Aria Bima: Perpanjangan Masa Jabatan DPRD Tak Bisa Diputuskan Sepihak

Wakil Ketua Komisi II DPR RI Fraksi PDIP Aria Bima menilai perpanjangan masa jabatan DPRD perlu kajian mendalam dan kesepakatan lintas lembaga.-FOTO RICARDO/JPNN -
JAKARTA – Wakil Ketua Komisi II DPR RI Aria Bima angkat bicara soal wacana perpanjangan masa jabatan anggota DPRD, sebagai konsekuensi dari putusan Mahkamah Konstitusi (MK) yang memisahkan pelaksanaan pemilu nasional dan pemilu daerah.
Menurutnya, putusan MK tersebut akan membawa implikasi ketatanegaraan yang tidak sederhana.
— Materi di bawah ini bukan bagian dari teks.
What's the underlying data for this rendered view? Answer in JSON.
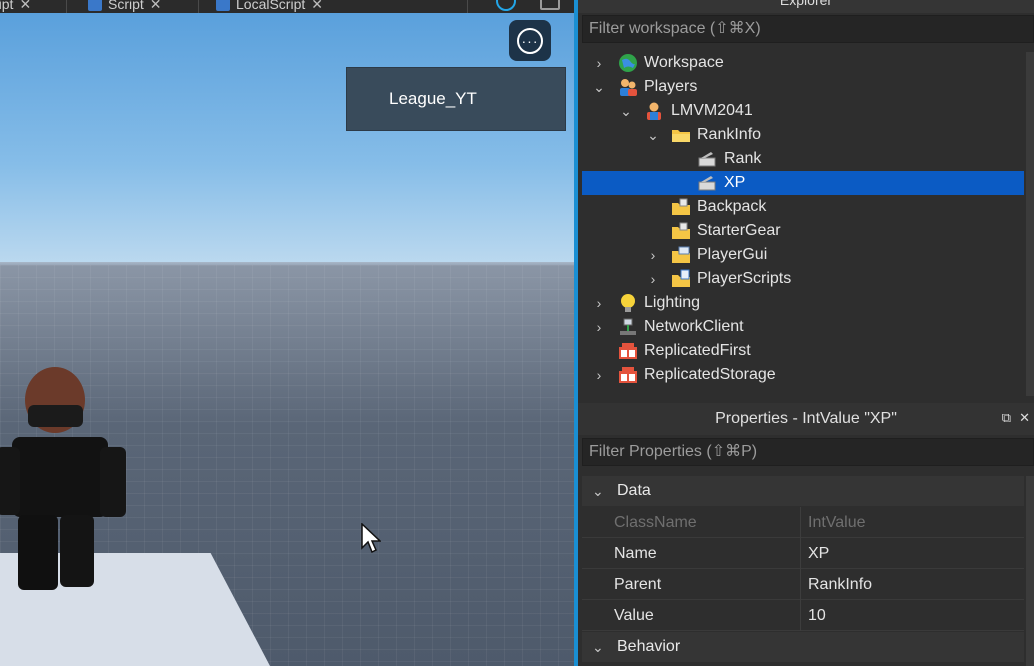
{
  "tabs": [
    {
      "label": "ript"
    },
    {
      "label": "Script"
    },
    {
      "label": "LocalScript"
    }
  ],
  "viewport": {
    "player_name": "League_YT",
    "more_label": "···"
  },
  "explorer": {
    "title": "Explorer",
    "filter_placeholder": "Filter workspace (⇧⌘X)",
    "items": [
      {
        "label": "Workspace",
        "icon": "globe-icon",
        "chev": "›"
      },
      {
        "label": "Players",
        "icon": "players-icon",
        "chev": "⌄"
      },
      {
        "label": "LMVM2041",
        "icon": "player-icon",
        "chev": "⌄"
      },
      {
        "label": "RankInfo",
        "icon": "folder-icon",
        "chev": "⌄"
      },
      {
        "label": "Rank",
        "icon": "value-icon",
        "chev": ""
      },
      {
        "label": "XP",
        "icon": "value-icon",
        "chev": ""
      },
      {
        "label": "Backpack",
        "icon": "backpack-icon",
        "chev": ""
      },
      {
        "label": "StarterGear",
        "icon": "startergear-icon",
        "chev": ""
      },
      {
        "label": "PlayerGui",
        "icon": "playergui-icon",
        "chev": "›"
      },
      {
        "label": "PlayerScripts",
        "icon": "playerscripts-icon",
        "chev": "›"
      },
      {
        "label": "Lighting",
        "icon": "lightbulb-icon",
        "chev": "›"
      },
      {
        "label": "NetworkClient",
        "icon": "network-icon",
        "chev": "›"
      },
      {
        "label": "ReplicatedFirst",
        "icon": "replicated-icon",
        "chev": ""
      },
      {
        "label": "ReplicatedStorage",
        "icon": "replicated-icon",
        "chev": "›"
      }
    ]
  },
  "properties": {
    "title": "Properties - IntValue \"XP\"",
    "filter_placeholder": "Filter Properties (⇧⌘P)",
    "sections": [
      {
        "title": "Data"
      },
      {
        "title": "Behavior"
      }
    ],
    "rows": [
      {
        "name": "ClassName",
        "value": "IntValue"
      },
      {
        "name": "Name",
        "value": "XP"
      },
      {
        "name": "Parent",
        "value": "RankInfo"
      },
      {
        "name": "Value",
        "value": "10"
      }
    ]
  },
  "colors": {
    "accent": "#1a8fd3",
    "selection": "#0b5bc4",
    "panel_bg": "#2e2e2e"
  }
}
Ia mengingatkan agar seluruh pihak mencermati dampak putusan ini secara mendalam agar tidak menimbulkan persoalan baru dalam sistem demokrasi dan penyelenggaraan pemilu nasional.
“Perpanjangan masa jabatan DPRD, misalnya, bukan perkara mudah. Perlu duduk bersama antara DPR, pemerintah, dan seluruh pemangku kepentingan untuk menyepakati langkah-langkah strategis guna mengantisipasi konsekuensi dari putusan MK tersebut,” ujar Aria Bima, dikutip dari JPNN.com, Senin (30/6/2025).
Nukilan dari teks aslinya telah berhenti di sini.